We would not recommend using it to repair the retaining wall. This area is just much too wet for Durham’s to work well. The retaining wall is in contact with the ground and will absorb moisture from the ground. The putty patches would get damp and the paint would peel from them.
Please keep Durham’s in mind for some of your other repairs.
I’m sorry, but my Water Putty is not intended to be a cure for leaking concrete foundations and other water leakage areas. It is not waterproof and doesn’t work well on leaking basement walls, cracks in concrete pools, or fountains where there is constant hydraulic pressure. There are several other products specifically designed for this purpose that will work better for you. Check at your local home center, lumber, or hardware store. My Water Putty can be used with concrete, but it is intended for cosmetic repairs,and not structural sorts of repairs.
Perry asks, “I bought your water putty to use in making a mother mold for some (small size) brush-on silicone molds I am creating. Looking for some detailed How-To’s on using gauze or fiberglass shreds …. or anything about how to prepare a mother-mold. So how do you suggest I should prepare water putty to “trowel” it on to my silicone Glove Molds?”
Perry – I’ve only made a couple of mother molds using Durham’s. I just made small frames with small dimension wood hooked together with duct tape, and lined it with kitchen plastic wrap (so the putty wouldn’t stick to the wood). I then poured it almost full with water putty and placed the silicone mold into it (with the things I was casting still in the mold) and let it dry around it. After it was dried, I removed the silicone mold, took the framework off the mother mold, and that’s what I used to support it during casting. I didn’t use any gauze or fiberglass reinforcement.
Ted from North Carolina asks, ”Can I use Water Putty to make a mold then when cured, coat the inside with cooking spray or Vaseline and use it for a mold to cast parts out of water putty?”

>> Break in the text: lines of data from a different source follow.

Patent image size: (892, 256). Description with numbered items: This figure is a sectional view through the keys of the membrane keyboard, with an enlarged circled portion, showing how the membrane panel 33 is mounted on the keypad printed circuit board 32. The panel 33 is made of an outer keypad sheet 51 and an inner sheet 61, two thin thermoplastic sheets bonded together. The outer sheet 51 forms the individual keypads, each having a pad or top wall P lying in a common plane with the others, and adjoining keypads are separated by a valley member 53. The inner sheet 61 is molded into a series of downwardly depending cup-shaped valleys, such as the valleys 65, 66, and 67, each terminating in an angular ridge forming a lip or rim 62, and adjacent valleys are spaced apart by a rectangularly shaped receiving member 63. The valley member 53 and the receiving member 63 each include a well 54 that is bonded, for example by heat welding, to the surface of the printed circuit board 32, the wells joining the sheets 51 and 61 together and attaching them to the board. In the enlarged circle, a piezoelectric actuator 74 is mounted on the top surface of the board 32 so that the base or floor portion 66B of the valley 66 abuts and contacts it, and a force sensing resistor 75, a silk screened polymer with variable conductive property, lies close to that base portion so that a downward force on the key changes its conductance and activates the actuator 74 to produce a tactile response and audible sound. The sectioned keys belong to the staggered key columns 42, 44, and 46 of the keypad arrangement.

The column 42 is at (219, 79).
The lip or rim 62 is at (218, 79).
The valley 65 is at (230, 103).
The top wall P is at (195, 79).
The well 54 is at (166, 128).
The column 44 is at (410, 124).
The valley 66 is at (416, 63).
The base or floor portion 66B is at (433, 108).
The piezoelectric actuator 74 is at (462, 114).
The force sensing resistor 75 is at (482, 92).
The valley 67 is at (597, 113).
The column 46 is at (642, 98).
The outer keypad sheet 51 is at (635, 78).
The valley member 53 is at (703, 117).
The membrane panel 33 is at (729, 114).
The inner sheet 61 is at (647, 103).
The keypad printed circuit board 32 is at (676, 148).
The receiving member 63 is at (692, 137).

Ted, Durham’s is intended to stick to itself, so that makes having both the mold and the casting medium made out of Water Putty difficult, and releases don’t work very well. We’ve tried lots of releases, and none are really good or release well without being so thick that it distorts the molded object. The best molds for casting water putty are made out of latex or some other rubber substance. You can get flexible mold making supplies at a lot of art or craft suppliers. In rubber molds, you don’t need a release for the water putty and it will release as it is turned out of the mold.

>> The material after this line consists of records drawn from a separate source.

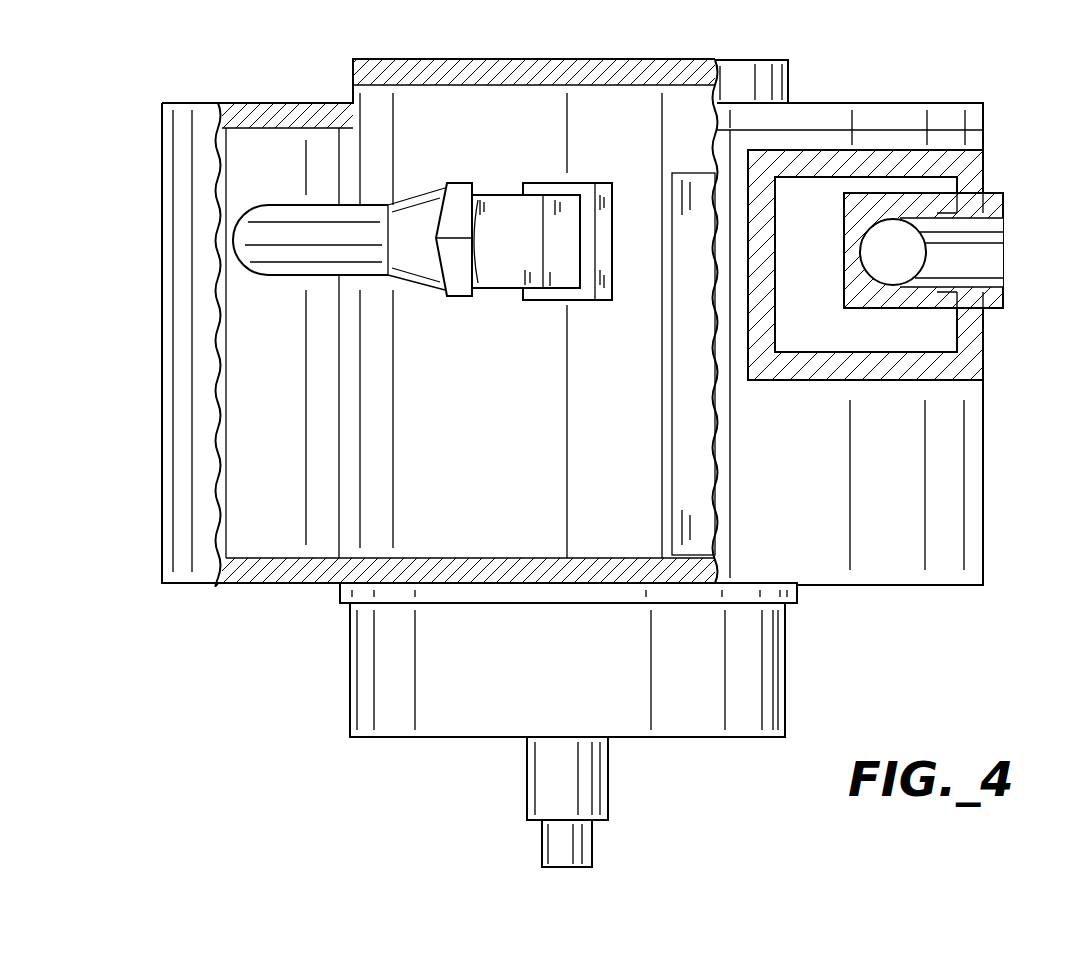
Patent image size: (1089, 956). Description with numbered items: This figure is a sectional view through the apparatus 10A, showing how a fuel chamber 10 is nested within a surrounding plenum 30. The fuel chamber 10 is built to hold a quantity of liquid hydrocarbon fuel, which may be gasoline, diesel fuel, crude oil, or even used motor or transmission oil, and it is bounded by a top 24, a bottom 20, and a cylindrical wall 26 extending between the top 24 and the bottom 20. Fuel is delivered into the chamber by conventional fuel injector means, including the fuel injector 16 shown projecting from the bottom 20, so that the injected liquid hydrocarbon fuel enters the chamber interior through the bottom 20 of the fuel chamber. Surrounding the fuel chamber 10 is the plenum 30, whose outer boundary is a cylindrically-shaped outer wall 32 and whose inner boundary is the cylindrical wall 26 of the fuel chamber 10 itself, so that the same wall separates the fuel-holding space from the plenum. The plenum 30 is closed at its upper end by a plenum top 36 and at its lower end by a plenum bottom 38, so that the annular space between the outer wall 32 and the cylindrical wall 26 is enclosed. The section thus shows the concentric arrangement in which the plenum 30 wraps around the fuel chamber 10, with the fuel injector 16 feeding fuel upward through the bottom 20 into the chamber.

The apparatus 10A is at (256, 94).
The fuel chamber 10 is at (448, 140).
The top 24 is at (718, 62).
The plenum top 36 is at (920, 103).
The plenum 30 is at (262, 326).
The cylindrical wall 26 is at (466, 404).
The outer wall 32 is at (975, 500).
The plenum bottom 38 is at (298, 590).
The bottom 20 is at (797, 593).
The fuel injector 16 is at (608, 780).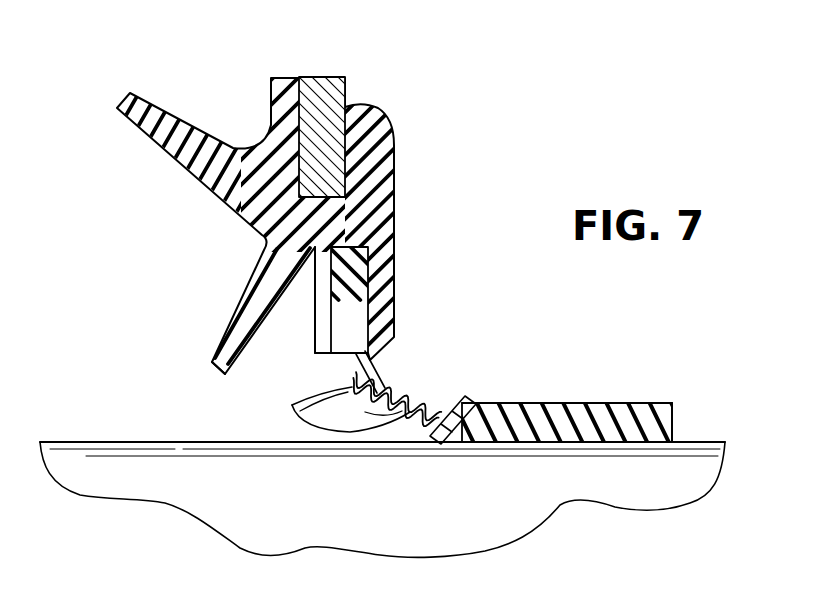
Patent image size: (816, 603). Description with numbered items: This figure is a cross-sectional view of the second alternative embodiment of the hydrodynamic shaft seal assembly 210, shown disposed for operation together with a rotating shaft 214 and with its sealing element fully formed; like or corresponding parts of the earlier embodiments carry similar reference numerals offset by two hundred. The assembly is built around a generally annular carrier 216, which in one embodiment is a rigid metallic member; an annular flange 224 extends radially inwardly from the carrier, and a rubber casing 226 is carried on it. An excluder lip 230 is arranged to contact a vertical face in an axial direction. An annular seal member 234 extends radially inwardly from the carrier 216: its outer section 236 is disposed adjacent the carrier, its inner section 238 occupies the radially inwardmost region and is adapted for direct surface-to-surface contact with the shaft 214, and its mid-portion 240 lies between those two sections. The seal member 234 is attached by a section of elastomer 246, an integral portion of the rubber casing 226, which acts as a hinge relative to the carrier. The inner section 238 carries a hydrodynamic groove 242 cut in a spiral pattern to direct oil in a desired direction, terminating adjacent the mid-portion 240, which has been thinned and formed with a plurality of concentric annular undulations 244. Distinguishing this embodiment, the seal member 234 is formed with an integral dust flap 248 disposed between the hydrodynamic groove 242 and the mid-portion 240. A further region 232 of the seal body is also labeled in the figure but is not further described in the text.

I recommend a construction adhesive – one that says it works for attaching plaster to surfaces. Be sure your “Water Putty” objects are thoroughly dried before putting them up. If your castings are pretty thick, I’d give them several days for all the moisture to clear out. If you’re impatient, like me, you can speed this up by putting them in a low temperature oven (about 150 degrees) for a couple of hours. This drives most of the moisture out and don’t worry, my Water Putty will not give off any fumes or anything. Please be careful when you remove your creations from the oven – they will be hot. Let them cool thoroughly before you handle them.
I’ve never seen a problem with applying fiberglass over our Durham’s Rock Hard Water putty. Just be sure that it’s good and dried before proceeding with the fiberglass.
Durham’s Water Putty can be drilled and sawed, but usually does not hold up well to routing. There is too much stress, and the material will usually break under the sort of scraping motion that a router can produce.